Two months into this listening diary project, I have finally realized what my friends and wife have known for quite awhile: these days, I’m spinning jazz more than any other genre.
Why? I’m not entirely sure, but I’d guess its variety of movement and rhythms and its continual struggle to balance freedom and order suit my bodily needs (nothing else feels as good and surprising) and mental habits (jazz’s musical struggle is my teaching struggle). Also, as much as I also read, maybe words get in my way–though I have been known to mow down hundreds of pages with ’65-’66 Dylan cranked to “7.” Also, as a listener, I have gradually evolved to meet the challenge of jazz that’s more (or totally) freely improvised. I’ve always been interested in it, but now I can listen to more daunting works (say, Cecil Taylor’s Winged Serpent / Sliding Quadrants) with as much ease as I would a Flamingos comp. I’m not bragging, but it’s brought me quite a bit of unexpected pleasure, and more and more it matches my better understanding of the world as I age.
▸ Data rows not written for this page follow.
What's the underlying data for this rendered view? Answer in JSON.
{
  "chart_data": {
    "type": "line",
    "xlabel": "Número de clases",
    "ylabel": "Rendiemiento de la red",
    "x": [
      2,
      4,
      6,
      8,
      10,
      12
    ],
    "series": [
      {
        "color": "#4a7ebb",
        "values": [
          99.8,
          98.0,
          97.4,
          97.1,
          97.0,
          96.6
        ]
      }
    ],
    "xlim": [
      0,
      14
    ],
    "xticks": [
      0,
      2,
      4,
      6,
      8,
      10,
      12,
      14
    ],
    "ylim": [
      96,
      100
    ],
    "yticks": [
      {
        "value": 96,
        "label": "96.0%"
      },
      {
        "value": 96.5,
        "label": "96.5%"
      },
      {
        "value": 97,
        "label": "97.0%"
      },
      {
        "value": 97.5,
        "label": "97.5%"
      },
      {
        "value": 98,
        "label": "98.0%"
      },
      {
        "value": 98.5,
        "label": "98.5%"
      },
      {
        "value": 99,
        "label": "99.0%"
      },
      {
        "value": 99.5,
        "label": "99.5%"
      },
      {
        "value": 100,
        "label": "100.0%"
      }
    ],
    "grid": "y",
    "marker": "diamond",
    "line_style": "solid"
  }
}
But…yo…I am not abandoning other music worlds, not by a long-shot. It’s just that I don’t think this is a phase.
Anyway, I was bewitched yesterday by two great recordings of jazz piano that I’d never heard before, picked up in trade for about 30 used CDs–a bargain. Sonny Clark’s The 1960 Time Sessions with George Duvivier and Max Roach is a dancing, blues-soaked look into some of the ill-fated pianist’s lesser-known non-Blue Note work, with interesting, more considered versions of Clark classics like “Nica”–and all the alternate takes on a separate disc (thanks, Tompkins Square!). Also, his supporting musicians could hardly be in better form, or better equipped to propel his compositions.
John Lewis I have known mostly through Modern Jazz Quartet records, but his two valedictory Evolution records are so powerful I couldn’t pass up a crate-dug used copy that ended up being in mint condition. Lewis’ playing on Improvised Meditations and Excursions (a more concise and eloquent description than I can muster) is quite a bit different than Clark’s–I don’t really have the pianistic vocabulary other than to say the former’s European interests seem to add a stateliness to his sound–but, in particular, his recasting of Bird’s “Now’s the Time,” which leads off, is very inventive. Side A features Lewis originals, Side B’s Tin Pan Alley takes. Duvivier’s on bass on this album, too, beside MJQ drummer Connie Kay.
Charles Mingus: The Black Saint and the Sinner Lady–One of my all-time favorite records, I found a vinyl copy of it, too (a 2015 reissue), and was knocked out by its swirling, vaguely threatening (why? hmmmm) power. I always hear something different that reaches out and grabs me; last night, it was Quentin Jackson’s trombone explosions that most certainly must have pleased Bubber Miley’s soul. Every American home should have this record.